Uma temporada no Congo, publicada em 1967, abarca cronologicamente os acontecimentos que se deram na República Democrática do Congo entre 1959 e 1961. Dividida em três atos, a peça de Aimé Césaire retoma os eventos políticos da independência e da subsequente nomeação de Patrice Lumumba como primeiro-ministro, indo até o assassinato do líder congolês, que resistiu e lutou pela libertação de seu país, colonizado durante oitenta anos pela Bélgica.
No dia 30 de junho de 1960, o até então Congo Belga se torna um país independente, ao fim de um processo de transição conduzido por representantes políticos congoleses e belgas. Parecia se tratar de um episódio harmonioso, vivenciado sem grandes conflitos. No entanto, a história que começa nessa data, com a nomeação de Patrice Lumumba – um dos líderes do movimento pela independência – como chefe de governo do país recém-instituído, terá um desfecho trágico para seu protagonista e para o povo congolês. Uma temporada no Congo nos conta essa história, que se desenrola durante um curto período, desde as vésperas da independência, em 1959, até o assassinato de Lumumba, em 17 de janeiro de 1961. Desse modo, o texto põe em relevo os meandros políticos que conduziram o país a um golpe de Estado, perpetrado com a conivência, quando não ingerência, das potências ocidentais e da Organização das Nações Unidas (ONU), insuflado por uma distorcida retórica anticomunista.
A obra ultrapassa, porém, a dramatização dos bastidores da política, uma vez que dá ao povo congolês um papel proeminente. Recorrendo a procedimentos frequentemente adotados por Brecht e pelo teatro elisabetano, Aimé Césaire constrói um universo literário regido pela tensão permanente entre a trama do poder institucional, de um lado, e as dinâmicas do povo, com seus anseios, medos e versões próprias sobre os fatos, de outro – e seu herói, Lumumba, vive precisamente nesse limiar, onde ambas se tocam.

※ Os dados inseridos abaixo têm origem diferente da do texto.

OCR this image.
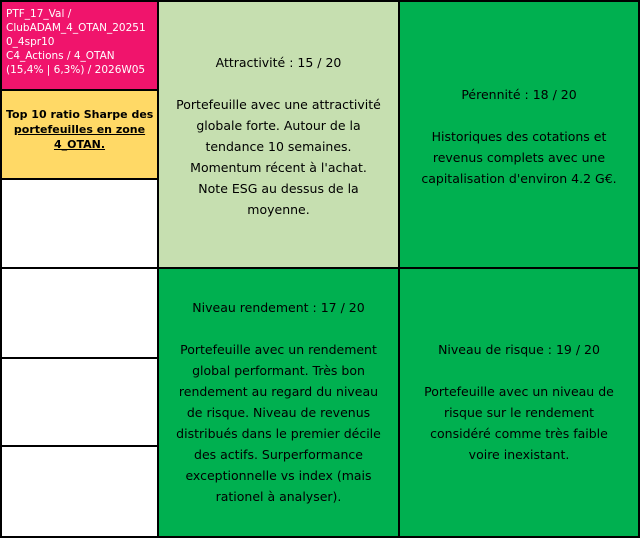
PTF_17_Val /
ClubADAM_4_OTAN_20251
0_4spr10
C4_Actions / 4_OTAN
(15,4% | 6,3%) / 2026W05
Top 10 ratio Sharpe des
portefeuilles en zone
4_OTAN.
Attractivité : 15 / 20
Portefeuille avec une attractivité
globale forte. Autour de la
tendance 10 semaines.
Momentum récent à l'achat.
Note ESG au dessus de la
moyenne.
Pérennité : 18 / 20
Historiques des cotations et
revenus complets avec une
capitalisation d'environ 4.2 G€.
Niveau rendement : 17 / 20
Portefeuille avec un rendement
global performant. Très bon
rendement au regard du niveau
de risque. Niveau de revenus
distribués dans le premier décile
des actifs. Surperformance
exceptionnelle vs index (mais
rationel à analyser).
Niveau de risque : 19 / 20
Portefeuille avec un niveau de
risque sur le rendement
considéré comme très faible
voire inexistant.
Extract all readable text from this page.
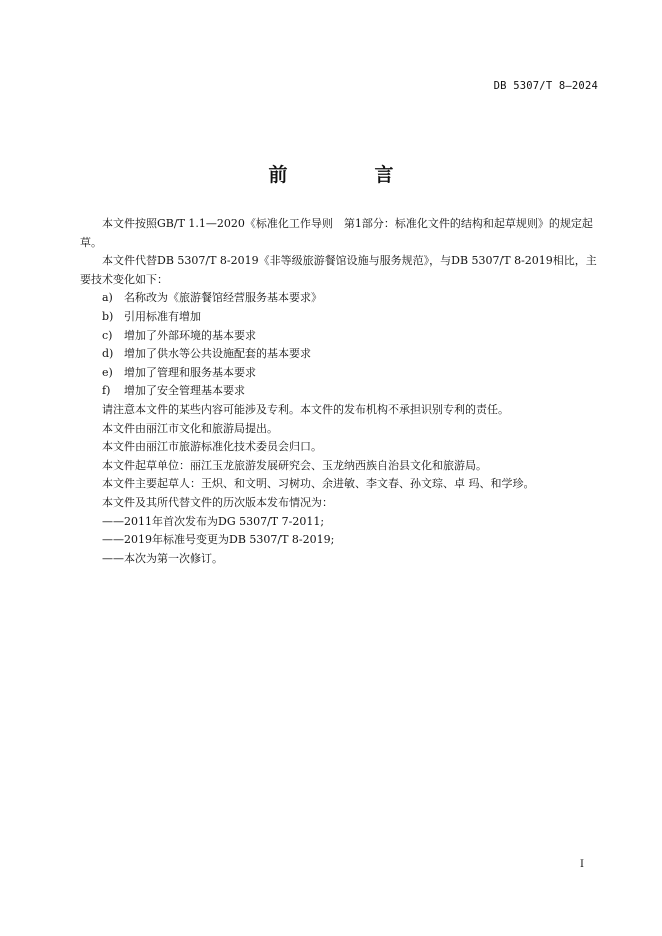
DB 5307/T 8—2024
前　言

本文件按照GB/T 1.1—2020《标准化工作导则　第1部分：标准化文件的结构和起草规则》的规定起草。

本文件代替DB 5307/T 8-2019《非等级旅游餐馆设施与服务规范》，与DB 5307/T 8-2019相比，主要技术变化如下：

a) 名称改为《旅游餐馆经营服务基本要求》

b) 引用标准有增加

c) 增加了外部环境的基本要求

d) 增加了供水等公共设施配套的基本要求

e) 增加了管理和服务基本要求

f) 增加了安全管理基本要求

请注意本文件的某些内容可能涉及专利。本文件的发布机构不承担识别专利的责任。

本文件由丽江市文化和旅游局提出。

本文件由丽江市旅游标准化技术委员会归口。

本文件起草单位：丽江玉龙旅游发展研究会、玉龙纳西族自治县文化和旅游局。

本文件主要起草人：王炽、和文明、习树功、余进敏、李文春、孙文琮、卓 玛、和学珍。

本文件及其所代替文件的历次版本发布情况为：

——2011年首次发布为DG 5307/T 7-2011;

——2019年标准号变更为DB 5307/T 8-2019;

——本次为第一次修订。

I
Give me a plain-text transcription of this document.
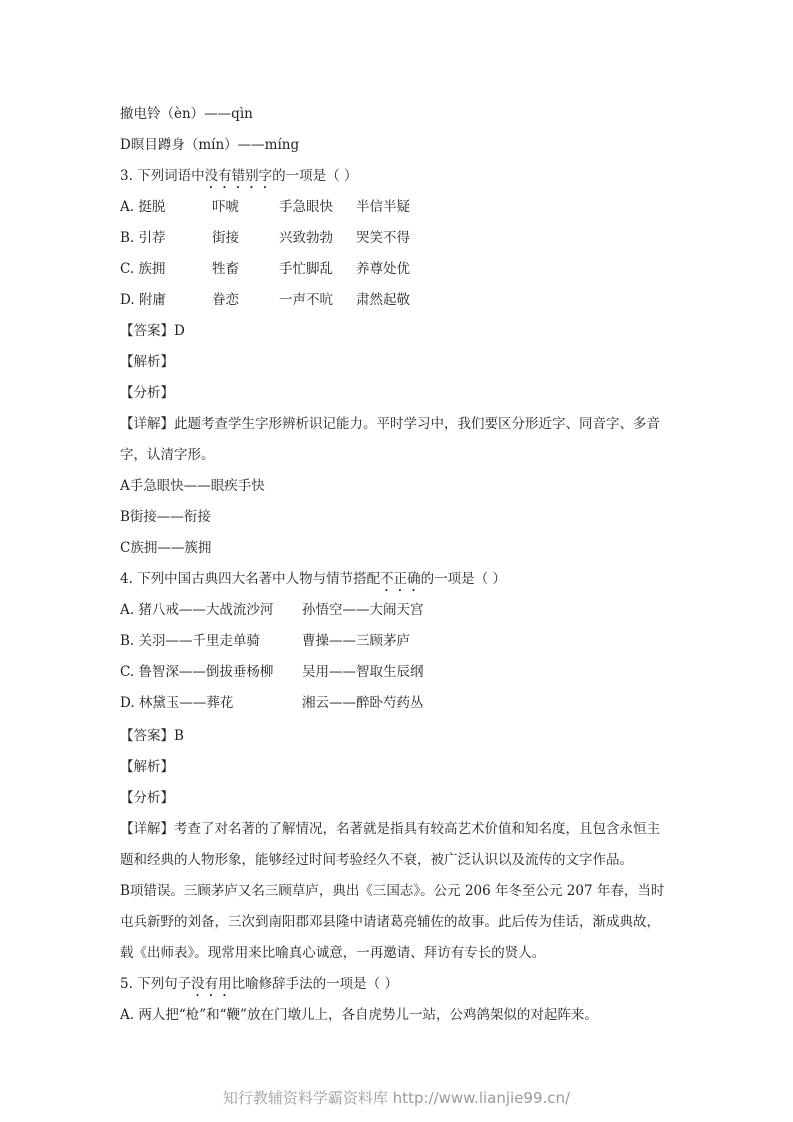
撤电铃（èn）——qìn
D暝目蹲身（mín）——míng
3. 下列词语中没有错别字的一项是（ ）
A. 挺脱	吓唬	手急眼快 半信半疑
B. 引荐	街接	兴致勃勃 哭笑不得
C. 族拥	牲畜	手忙脚乱 养尊处优
D. 附庸	眷恋	一声不吭 肃然起敬
【答案】D
【解析】
【分析】
【详解】此题考查学生字形辨析识记能力。平时学习中，我们要区分形近字、同音字、多音
字，认清字形。
A手急眼快——眼疾手快
B街接——衔接
C族拥——簇拥
4. 下列中国古典四大名著中人物与情节搭配不正确的一项是（ ）
A. 猪八戒——大战流沙河 孙悟空——大闹天宫
B. 关羽——千里走单骑	曹操——三顾茅庐
C. 鲁智深——倒拔垂杨柳 吴用——智取生辰纲
D. 林黛玉——葬花	湘云——醉卧芍药丛
【答案】B
【解析】
【分析】
【详解】考查了对名著的了解情况，名著就是指具有较高艺术价值和知名度，且包含永恒主
题和经典的人物形象，能够经过时间考验经久不衰，被广泛认识以及流传的文字作品。
B项错误。三顾茅庐又名三顾草庐，典出《三国志》。公元 206 年冬至公元 207 年春，当时
屯兵新野的刘备，三次到南阳郡邓县隆中请诸葛亮辅佐的故事。此后传为佳话，渐成典故，
载《出师表》。现常用来比喻真心诚意，一再邀请、拜访有专长的贤人。
5. 下列句子没有用比喻修辞手法的一项是（ ）
A. 两人把“枪”和“鞭”放在门墩儿上，各自虎势儿一站，公鸡鸽架似的对起阵来。
知行教辅资料学霸资料库 http://www.lianjie99.cn/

Natural da Martinica, Césaire estudou com profundidade a história, a política e inclusive a geografia do Congo para apresentar com maestria uma peça sobre a libertação do colonizador belga pelo povo congolês. Tendo passado um tempo no país, Césaire viu de dentro as feridas coloniais e os desafios enfrentados pela sociedade congolesa em seu processo de emancipação. Além do mais, o autor realizou pesquisas acerca da diversidade étnica local, utilizando, na peça, termos e expressões idiomáticas utilizadas no país.

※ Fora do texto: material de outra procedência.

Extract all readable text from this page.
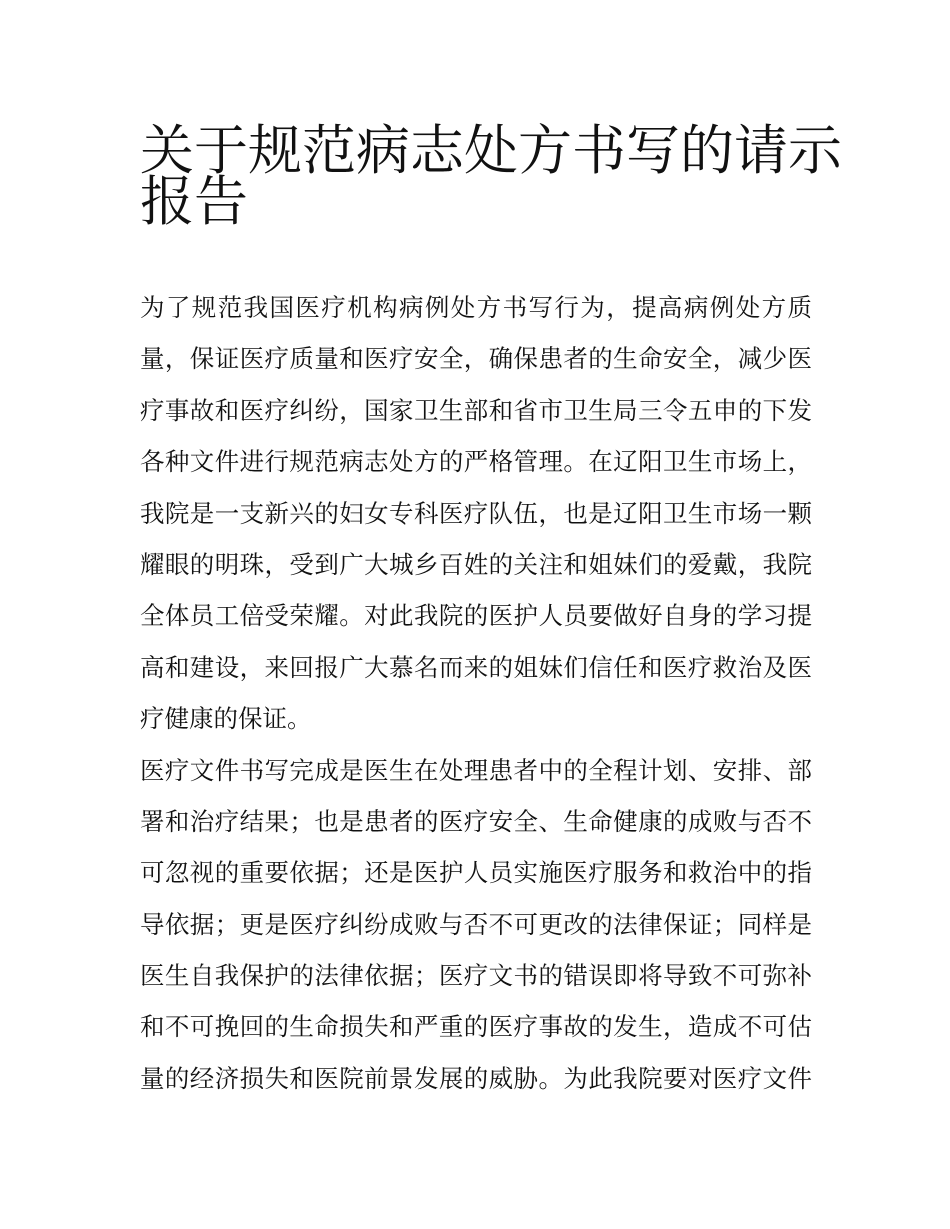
关于规范病志处方书写的请示
报告
为了规范我国医疗机构病例处方书写行为，提高病例处方质
量，保证医疗质量和医疗安全，确保患者的生命安全，减少医
疗事故和医疗纠纷，国家卫生部和省市卫生局三令五申的下发
各种文件进行规范病志处方的严格管理。在辽阳卫生市场上，
我院是一支新兴的妇女专科医疗队伍，也是辽阳卫生市场一颗
耀眼的明珠，受到广大城乡百姓的关注和姐妹们的爱戴，我院
全体员工倍受荣耀。对此我院的医护人员要做好自身的学习提
高和建设，来回报广大慕名而来的姐妹们信任和医疗救治及医
疗健康的保证。
医疗文件书写完成是医生在处理患者中的全程计划、安排、部
署和治疗结果；也是患者的医疗安全、生命健康的成败与否不
可忽视的重要依据；还是医护人员实施医疗服务和救治中的指
导依据；更是医疗纠纷成败与否不可更改的法律保证；同样是
医生自我保护的法律依据；医疗文书的错误即将导致不可弥补
和不可挽回的生命损失和严重的医疗事故的发生，造成不可估
量的经济损失和医院前景发展的威胁。为此我院要对医疗文件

Conhecido sobretudo pelo conjunto que produziu no campo da política, por meio do qual abordou (e combateu) racismo, colonialismo e capitalismo, Césaire foi também poeta e dramaturgo, levando para toda a sua obra o olhar crítico que o acompanhava permanentemente. Escrita em 1966, em concomitância ao processo da montagem teatral, a peça lançada agora pela Temporal Editora é a terceira escrita pelo autor: precedida por Et les Chiens se taisaient [E os cães se calavam] (Temporal, no prelo), de 1946, e A tragédia do rei Christophe, de 1963 – ambas sobre o Haiti –, e sucedida por Une Tempête [Uma tempestade] (Temporal, no prelo), de 1969 – recriação de A tempestade, de Shakespeare, pela perspectiva da luta do povo negro.
Uma temporada no Congo nos palcos
Uma temporada no Congo estreou no dia 20 de março de 1967, no Centro Cultural de Anderlecht, em Bruxelas, sob a direção de Rudi Barnet. Desde então, a peça ganhou diversas montagens, dentre as quais caberia destacar a do Teatro Nacional Popular (TNP), na França, dirigida por Christian Schiaretti, que viajou também à Martinica, país natal de Césaire – todas as fotografias presentes no livro da Temporal foram, inclusive, tiradas dessa última montagem. Dessa maneira, reunindo texto dramático, aparatos críticos e imagens de cena, a edição da Temporal busca ressaltar a presença de Aimé Césaire como dramaturgo, sua crítica ao colonialismo, ao racismo e ao projeto de poder hegemônico do Ocidente, além de jogar luz à resistência popular.